Cwmgwrach RFC
- Full name: Cwmgwrach Rugby Football Club
- Founded: 1906(c)
- Location: Cwmgwrach, Wales
- President: Clive Hawkes
- Coach(es): Daniel Morgan
- League(s): WRU National League, Division 3 West Central C
- 2018-19: 5th
| Team kit |

Official website
- www.cwmgwrachrfc.com

= Cwmgwrach RFC =

Cwmgwrach Rugby Football Club is a Welsh rugby union team based in Cwmgwrach, Swansea, Wales. The club is a member of the Welsh Rugby Union and is a feeder club for the Ospreys.

Photographic evidence of the existence of Cwmgwrach RFC places the team as playing during the 1909/10 season, though it is believed the team first played three or four years before this date. There was no clubhouse during this period, so the team used local public houses as a meeting point and switched between eight different local playing grounds; until after losing their final local ground to developers played all matches away for six years. When the team finally secured a temporary playing ground in 1926 they hosted Llangarw. In the early 1930s it was suggested the team gained their own permanent ground, which took the leveling of a side of one of the local hills to achieve. This was completed in 1934, and a clubhouse was added in 1937. In 1949 the club applied for, and was successful in gaining, membership to the Welsh Rugby Union.

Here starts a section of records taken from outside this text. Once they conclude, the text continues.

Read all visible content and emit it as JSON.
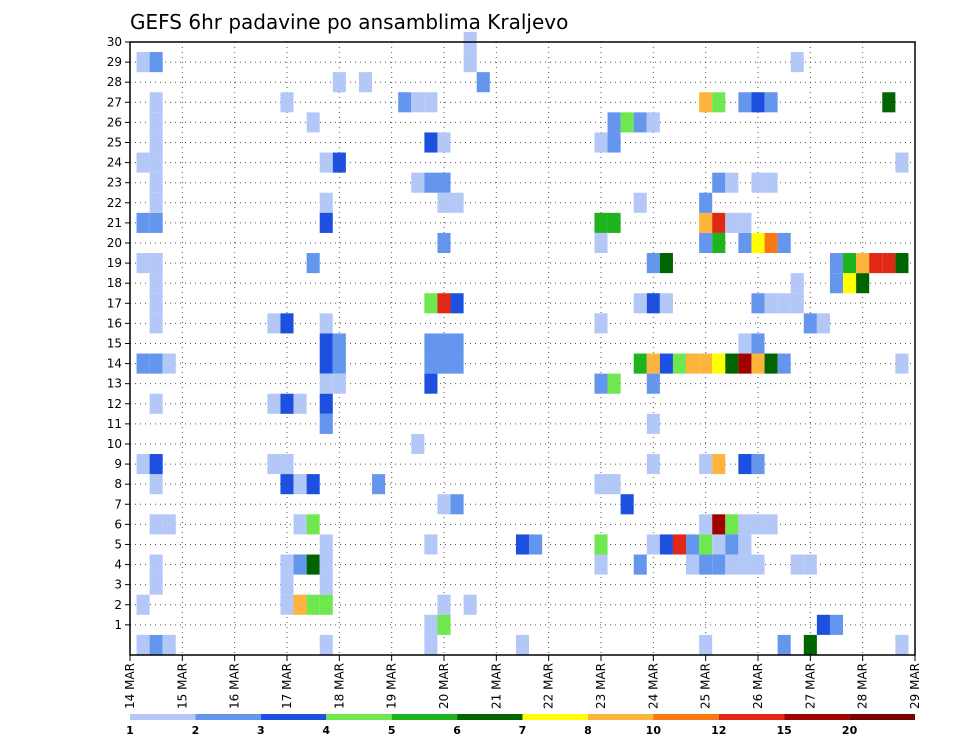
{
  "chart_data": {
    "type": "heatmap",
    "title": "GEFS 6hr padavine po ansamblima Kraljevo",
    "x_ticks": [
      "14 MAR",
      "15 MAR",
      "16 MAR",
      "17 MAR",
      "18 MAR",
      "19 MAR",
      "20 MAR",
      "21 MAR",
      "22 MAR",
      "23 MAR",
      "24 MAR",
      "25 MAR",
      "26 MAR",
      "27 MAR",
      "28 MAR",
      "29 MAR"
    ],
    "y_ticks": [
      "1",
      "2",
      "3",
      "4",
      "5",
      "6",
      "7",
      "8",
      "9",
      "10",
      "11",
      "12",
      "13",
      "14",
      "15",
      "16",
      "17",
      "18",
      "19",
      "20",
      "21",
      "22",
      "23",
      "24",
      "25",
      "26",
      "27",
      "28",
      "29",
      "30"
    ],
    "x_range": [
      "14 MAR",
      "29 MAR"
    ],
    "y_range": [
      0,
      30
    ],
    "grid": true,
    "colorbar_labels": [
      "1",
      "2",
      "3",
      "4",
      "5",
      "6",
      "7",
      "8",
      "10",
      "12",
      "15",
      "20"
    ],
    "colorbar_colors": [
      "#b4c8f8",
      "#6496ee",
      "#1e50e0",
      "#6ee84e",
      "#1eb41e",
      "#006400",
      "#ffff00",
      "#fcb43c",
      "#fa7814",
      "#e02814",
      "#a00000",
      "#780000"
    ],
    "cells": [
      {
        "d": "14 MAR 06",
        "m": 0,
        "c": 0
      },
      {
        "d": "14 MAR 12",
        "m": 0,
        "c": 1
      },
      {
        "d": "14 MAR 18",
        "m": 0,
        "c": 0
      },
      {
        "d": "14 MAR 06",
        "m": 2,
        "c": 0
      },
      {
        "d": "14 MAR 12",
        "m": 3,
        "c": 0
      },
      {
        "d": "14 MAR 12",
        "m": 4,
        "c": 0
      },
      {
        "d": "14 MAR 12",
        "m": 6,
        "c": 0
      },
      {
        "d": "14 MAR 18",
        "m": 6,
        "c": 0
      },
      {
        "d": "14 MAR 12",
        "m": 8,
        "c": 0
      },
      {
        "d": "14 MAR 06",
        "m": 9,
        "c": 0
      },
      {
        "d": "14 MAR 12",
        "m": 9,
        "c": 2
      },
      {
        "d": "14 MAR 12",
        "m": 12,
        "c": 0
      },
      {
        "d": "14 MAR 06",
        "m": 14,
        "c": 1
      },
      {
        "d": "14 MAR 12",
        "m": 14,
        "c": 1
      },
      {
        "d": "14 MAR 18",
        "m": 14,
        "c": 0
      },
      {
        "d": "14 MAR 12",
        "m": 16,
        "c": 0
      },
      {
        "d": "14 MAR 12",
        "m": 17,
        "c": 0
      },
      {
        "d": "14 MAR 12",
        "m": 18,
        "c": 0
      },
      {
        "d": "14 MAR 06",
        "m": 19,
        "c": 0
      },
      {
        "d": "14 MAR 12",
        "m": 19,
        "c": 0
      },
      {
        "d": "14 MAR 06",
        "m": 21,
        "c": 1
      },
      {
        "d": "14 MAR 12",
        "m": 21,
        "c": 1
      },
      {
        "d": "14 MAR 12",
        "m": 22,
        "c": 0
      },
      {
        "d": "14 MAR 12",
        "m": 23,
        "c": 0
      },
      {
        "d": "14 MAR 06",
        "m": 24,
        "c": 0
      },
      {
        "d": "14 MAR 12",
        "m": 24,
        "c": 0
      },
      {
        "d": "14 MAR 12",
        "m": 25,
        "c": 0
      },
      {
        "d": "14 MAR 12",
        "m": 26,
        "c": 0
      },
      {
        "d": "14 MAR 12",
        "m": 27,
        "c": 0
      },
      {
        "d": "14 MAR 06",
        "m": 29,
        "c": 0
      },
      {
        "d": "14 MAR 12",
        "m": 29,
        "c": 1
      },
      {
        "d": "16 MAR 18",
        "m": 12,
        "c": 0
      },
      {
        "d": "17 MAR 00",
        "m": 12,
        "c": 2
      },
      {
        "d": "17 MAR 06",
        "m": 12,
        "c": 0
      },
      {
        "d": "16 MAR 18",
        "m": 16,
        "c": 0
      },
      {
        "d": "17 MAR 00",
        "m": 16,
        "c": 2
      },
      {
        "d": "16 MAR 18",
        "m": 9,
        "c": 0
      },
      {
        "d": "17 MAR 00",
        "m": 9,
        "c": 0
      },
      {
        "d": "17 MAR 00",
        "m": 8,
        "c": 2
      },
      {
        "d": "17 MAR 06",
        "m": 8,
        "c": 0
      },
      {
        "d": "17 MAR 12",
        "m": 8,
        "c": 2
      },
      {
        "d": "17 MAR 06",
        "m": 6,
        "c": 0
      },
      {
        "d": "17 MAR 12",
        "m": 6,
        "c": 3
      },
      {
        "d": "17 MAR 00",
        "m": 4,
        "c": 0
      },
      {
        "d": "17 MAR 06",
        "m": 4,
        "c": 1
      },
      {
        "d": "17 MAR 12",
        "m": 4,
        "c": 5
      },
      {
        "d": "17 MAR 00",
        "m": 3,
        "c": 0
      },
      {
        "d": "17 MAR 00",
        "m": 2,
        "c": 0
      },
      {
        "d": "17 MAR 06",
        "m": 2,
        "c": 7
      },
      {
        "d": "17 MAR 12",
        "m": 2,
        "c": 3
      },
      {
        "d": "17 MAR 18",
        "m": 2,
        "c": 3
      },
      {
        "d": "17 MAR 00",
        "m": 27,
        "c": 0
      },
      {
        "d": "17 MAR 12",
        "m": 26,
        "c": 0
      },
      {
        "d": "17 MAR 12",
        "m": 19,
        "c": 1
      },
      {
        "d": "17 MAR 18",
        "m": 24,
        "c": 0
      },
      {
        "d": "18 MAR 00",
        "m": 24,
        "c": 2
      },
      {
        "d": "17 MAR 18",
        "m": 22,
        "c": 0
      },
      {
        "d": "17 MAR 18",
        "m": 21,
        "c": 2
      },
      {
        "d": "17 MAR 18",
        "m": 16,
        "c": 0
      },
      {
        "d": "17 MAR 18",
        "m": 15,
        "c": 2
      },
      {
        "d": "18 MAR 00",
        "m": 15,
        "c": 1
      },
      {
        "d": "17 MAR 18",
        "m": 14,
        "c": 2
      },
      {
        "d": "18 MAR 00",
        "m": 14,
        "c": 1
      },
      {
        "d": "17 MAR 18",
        "m": 13,
        "c": 0
      },
      {
        "d": "18 MAR 00",
        "m": 13,
        "c": 0
      },
      {
        "d": "17 MAR 18",
        "m": 12,
        "c": 2
      },
      {
        "d": "17 MAR 18",
        "m": 11,
        "c": 1
      },
      {
        "d": "17 MAR 18",
        "m": 5,
        "c": 0
      },
      {
        "d": "17 MAR 18",
        "m": 4,
        "c": 0
      },
      {
        "d": "17 MAR 18",
        "m": 3,
        "c": 0
      },
      {
        "d": "17 MAR 18",
        "m": 0,
        "c": 0
      },
      {
        "d": "18 MAR 00",
        "m": 28,
        "c": 0
      },
      {
        "d": "18 MAR 12",
        "m": 28,
        "c": 0
      },
      {
        "d": "18 MAR 18",
        "m": 8,
        "c": 1
      },
      {
        "d": "19 MAR 06",
        "m": 27,
        "c": 1
      },
      {
        "d": "19 MAR 12",
        "m": 27,
        "c": 0
      },
      {
        "d": "19 MAR 18",
        "m": 27,
        "c": 0
      },
      {
        "d": "19 MAR 12",
        "m": 23,
        "c": 0
      },
      {
        "d": "19 MAR 18",
        "m": 23,
        "c": 1
      },
      {
        "d": "20 MAR 00",
        "m": 23,
        "c": 1
      },
      {
        "d": "19 MAR 18",
        "m": 25,
        "c": 2
      },
      {
        "d": "20 MAR 00",
        "m": 25,
        "c": 0
      },
      {
        "d": "20 MAR 00",
        "m": 22,
        "c": 0
      },
      {
        "d": "20 MAR 06",
        "m": 22,
        "c": 0
      },
      {
        "d": "20 MAR 00",
        "m": 20,
        "c": 1
      },
      {
        "d": "19 MAR 18",
        "m": 17,
        "c": 3
      },
      {
        "d": "20 MAR 00",
        "m": 17,
        "c": 9
      },
      {
        "d": "20 MAR 06",
        "m": 17,
        "c": 2
      },
      {
        "d": "19 MAR 18",
        "m": 15,
        "c": 1
      },
      {
        "d": "20 MAR 00",
        "m": 15,
        "c": 1
      },
      {
        "d": "20 MAR 06",
        "m": 15,
        "c": 1
      },
      {
        "d": "19 MAR 18",
        "m": 14,
        "c": 1
      },
      {
        "d": "20 MAR 00",
        "m": 14,
        "c": 1
      },
      {
        "d": "20 MAR 06",
        "m": 14,
        "c": 1
      },
      {
        "d": "19 MAR 18",
        "m": 13,
        "c": 2
      },
      {
        "d": "19 MAR 12",
        "m": 10,
        "c": 0
      },
      {
        "d": "20 MAR 00",
        "m": 7,
        "c": 0
      },
      {
        "d": "20 MAR 06",
        "m": 7,
        "c": 1
      },
      {
        "d": "19 MAR 18",
        "m": 5,
        "c": 0
      },
      {
        "d": "20 MAR 00",
        "m": 2,
        "c": 0
      },
      {
        "d": "20 MAR 12",
        "m": 2,
        "c": 0
      },
      {
        "d": "19 MAR 18",
        "m": 1,
        "c": 0
      },
      {
        "d": "20 MAR 00",
        "m": 1,
        "c": 3
      },
      {
        "d": "19 MAR 18",
        "m": 0,
        "c": 0
      },
      {
        "d": "20 MAR 12",
        "m": 29,
        "c": 0
      },
      {
        "d": "20 MAR 12",
        "m": 30,
        "c": 0
      },
      {
        "d": "20 MAR 18",
        "m": 28,
        "c": 1
      },
      {
        "d": "21 MAR 12",
        "m": 5,
        "c": 2
      },
      {
        "d": "21 MAR 18",
        "m": 5,
        "c": 1
      },
      {
        "d": "21 MAR 12",
        "m": 0,
        "c": 0
      },
      {
        "d": "23 MAR 00",
        "m": 21,
        "c": 4
      },
      {
        "d": "23 MAR 06",
        "m": 21,
        "c": 4
      },
      {
        "d": "23 MAR 00",
        "m": 20,
        "c": 0
      },
      {
        "d": "23 MAR 00",
        "m": 25,
        "c": 0
      },
      {
        "d": "23 MAR 06",
        "m": 25,
        "c": 1
      },
      {
        "d": "23 MAR 06",
        "m": 26,
        "c": 1
      },
      {
        "d": "23 MAR 12",
        "m": 26,
        "c": 3
      },
      {
        "d": "23 MAR 18",
        "m": 26,
        "c": 1
      },
      {
        "d": "24 MAR 00",
        "m": 26,
        "c": 0
      },
      {
        "d": "23 MAR 18",
        "m": 22,
        "c": 0
      },
      {
        "d": "23 MAR 00",
        "m": 16,
        "c": 0
      },
      {
        "d": "23 MAR 00",
        "m": 13,
        "c": 1
      },
      {
        "d": "23 MAR 06",
        "m": 13,
        "c": 3
      },
      {
        "d": "23 MAR 00",
        "m": 8,
        "c": 0
      },
      {
        "d": "23 MAR 06",
        "m": 8,
        "c": 0
      },
      {
        "d": "23 MAR 12",
        "m": 7,
        "c": 2
      },
      {
        "d": "23 MAR 00",
        "m": 5,
        "c": 3
      },
      {
        "d": "23 MAR 00",
        "m": 4,
        "c": 0
      },
      {
        "d": "23 MAR 18",
        "m": 4,
        "c": 1
      },
      {
        "d": "23 MAR 18",
        "m": 14,
        "c": 4
      },
      {
        "d": "24 MAR 00",
        "m": 14,
        "c": 7
      },
      {
        "d": "24 MAR 06",
        "m": 14,
        "c": 2
      },
      {
        "d": "24 MAR 12",
        "m": 14,
        "c": 3
      },
      {
        "d": "24 MAR 18",
        "m": 14,
        "c": 7
      },
      {
        "d": "25 MAR 00",
        "m": 14,
        "c": 7
      },
      {
        "d": "25 MAR 06",
        "m": 14,
        "c": 6
      },
      {
        "d": "25 MAR 12",
        "m": 14,
        "c": 5
      },
      {
        "d": "25 MAR 18",
        "m": 14,
        "c": 10
      },
      {
        "d": "26 MAR 00",
        "m": 14,
        "c": 7
      },
      {
        "d": "26 MAR 06",
        "m": 14,
        "c": 5
      },
      {
        "d": "26 MAR 12",
        "m": 14,
        "c": 1
      },
      {
        "d": "24 MAR 00",
        "m": 13,
        "c": 1
      },
      {
        "d": "23 MAR 18",
        "m": 17,
        "c": 0
      },
      {
        "d": "24 MAR 00",
        "m": 17,
        "c": 2
      },
      {
        "d": "24 MAR 06",
        "m": 17,
        "c": 0
      },
      {
        "d": "24 MAR 00",
        "m": 19,
        "c": 1
      },
      {
        "d": "24 MAR 06",
        "m": 19,
        "c": 5
      },
      {
        "d": "24 MAR 00",
        "m": 11,
        "c": 0
      },
      {
        "d": "24 MAR 00",
        "m": 9,
        "c": 0
      },
      {
        "d": "24 MAR 00",
        "m": 5,
        "c": 0
      },
      {
        "d": "24 MAR 06",
        "m": 5,
        "c": 2
      },
      {
        "d": "24 MAR 12",
        "m": 5,
        "c": 9
      },
      {
        "d": "24 MAR 18",
        "m": 5,
        "c": 1
      },
      {
        "d": "25 MAR 00",
        "m": 5,
        "c": 3
      },
      {
        "d": "25 MAR 06",
        "m": 5,
        "c": 0
      },
      {
        "d": "25 MAR 12",
        "m": 5,
        "c": 1
      },
      {
        "d": "25 MAR 18",
        "m": 5,
        "c": 0
      },
      {
        "d": "24 MAR 18",
        "m": 4,
        "c": 0
      },
      {
        "d": "25 MAR 00",
        "m": 4,
        "c": 1
      },
      {
        "d": "25 MAR 06",
        "m": 4,
        "c": 1
      },
      {
        "d": "25 MAR 12",
        "m": 4,
        "c": 0
      },
      {
        "d": "25 MAR 18",
        "m": 4,
        "c": 0
      },
      {
        "d": "26 MAR 00",
        "m": 4,
        "c": 0
      },
      {
        "d": "25 MAR 00",
        "m": 6,
        "c": 0
      },
      {
        "d": "25 MAR 06",
        "m": 6,
        "c": 10
      },
      {
        "d": "25 MAR 12",
        "m": 6,
        "c": 3
      },
      {
        "d": "25 MAR 18",
        "m": 6,
        "c": 0
      },
      {
        "d": "26 MAR 00",
        "m": 6,
        "c": 0
      },
      {
        "d": "26 MAR 06",
        "m": 6,
        "c": 0
      },
      {
        "d": "25 MAR 00",
        "m": 9,
        "c": 0
      },
      {
        "d": "25 MAR 06",
        "m": 9,
        "c": 7
      },
      {
        "d": "25 MAR 18",
        "m": 9,
        "c": 2
      },
      {
        "d": "26 MAR 00",
        "m": 9,
        "c": 1
      },
      {
        "d": "25 MAR 00",
        "m": 20,
        "c": 1
      },
      {
        "d": "25 MAR 06",
        "m": 20,
        "c": 4
      },
      {
        "d": "25 MAR 18",
        "m": 20,
        "c": 1
      },
      {
        "d": "26 MAR 00",
        "m": 20,
        "c": 6
      },
      {
        "d": "26 MAR 06",
        "m": 20,
        "c": 8
      },
      {
        "d": "26 MAR 12",
        "m": 20,
        "c": 1
      },
      {
        "d": "25 MAR 00",
        "m": 21,
        "c": 7
      },
      {
        "d": "25 MAR 06",
        "m": 21,
        "c": 9
      },
      {
        "d": "25 MAR 12",
        "m": 21,
        "c": 0
      },
      {
        "d": "25 MAR 18",
        "m": 21,
        "c": 0
      },
      {
        "d": "25 MAR 00",
        "m": 22,
        "c": 1
      },
      {
        "d": "25 MAR 06",
        "m": 23,
        "c": 1
      },
      {
        "d": "25 MAR 12",
        "m": 23,
        "c": 0
      },
      {
        "d": "26 MAR 00",
        "m": 23,
        "c": 0
      },
      {
        "d": "26 MAR 06",
        "m": 23,
        "c": 0
      },
      {
        "d": "25 MAR 00",
        "m": 27,
        "c": 7
      },
      {
        "d": "25 MAR 06",
        "m": 27,
        "c": 3
      },
      {
        "d": "25 MAR 18",
        "m": 27,
        "c": 1
      },
      {
        "d": "26 MAR 00",
        "m": 27,
        "c": 2
      },
      {
        "d": "26 MAR 06",
        "m": 27,
        "c": 1
      },
      {
        "d": "25 MAR 18",
        "m": 15,
        "c": 0
      },
      {
        "d": "26 MAR 00",
        "m": 15,
        "c": 1
      },
      {
        "d": "26 MAR 00",
        "m": 17,
        "c": 1
      },
      {
        "d": "26 MAR 06",
        "m": 17,
        "c": 0
      },
      {
        "d": "26 MAR 12",
        "m": 17,
        "c": 0
      },
      {
        "d": "26 MAR 18",
        "m": 17,
        "c": 0
      },
      {
        "d": "26 MAR 18",
        "m": 18,
        "c": 0
      },
      {
        "d": "25 MAR 00",
        "m": 0,
        "c": 0
      },
      {
        "d": "26 MAR 18",
        "m": 4,
        "c": 0
      },
      {
        "d": "27 MAR 00",
        "m": 4,
        "c": 0
      },
      {
        "d": "26 MAR 18",
        "m": 29,
        "c": 0
      },
      {
        "d": "27 MAR 00",
        "m": 16,
        "c": 1
      },
      {
        "d": "27 MAR 06",
        "m": 16,
        "c": 0
      },
      {
        "d": "26 MAR 12",
        "m": 0,
        "c": 1
      },
      {
        "d": "27 MAR 00",
        "m": 0,
        "c": 5
      },
      {
        "d": "27 MAR 06",
        "m": 1,
        "c": 2
      },
      {
        "d": "27 MAR 12",
        "m": 1,
        "c": 1
      },
      {
        "d": "27 MAR 12",
        "m": 18,
        "c": 1
      },
      {
        "d": "27 MAR 18",
        "m": 18,
        "c": 6
      },
      {
        "d": "28 MAR 00",
        "m": 18,
        "c": 5
      },
      {
        "d": "27 MAR 12",
        "m": 19,
        "c": 1
      },
      {
        "d": "27 MAR 18",
        "m": 19,
        "c": 4
      },
      {
        "d": "28 MAR 00",
        "m": 19,
        "c": 7
      },
      {
        "d": "28 MAR 06",
        "m": 19,
        "c": 9
      },
      {
        "d": "28 MAR 12",
        "m": 19,
        "c": 9
      },
      {
        "d": "28 MAR 18",
        "m": 19,
        "c": 5
      },
      {
        "d": "28 MAR 12",
        "m": 27,
        "c": 5
      },
      {
        "d": "28 MAR 18",
        "m": 24,
        "c": 0
      },
      {
        "d": "28 MAR 18",
        "m": 14,
        "c": 0
      },
      {
        "d": "28 MAR 18",
        "m": 0,
        "c": 0
      }
    ]
  }
}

After joining the West Wales Rugby Union in the 1987/88 season the club quickly moved through the divisions until after yet another league change by the WRU, Cwmgwrach found themselves in the WRU Division Six Central League.

The club holds very close ties with Scottish team Lasswade Rugby Football Club, with whom they play an annual home and away friendly between the two clubs. This has occurred since the 1963/64 season and continues to this day.

==Notable past players==
- WAL David Richards, Lyn Powell (Swansea), Clive Williams (Aberavon, WALES Youth).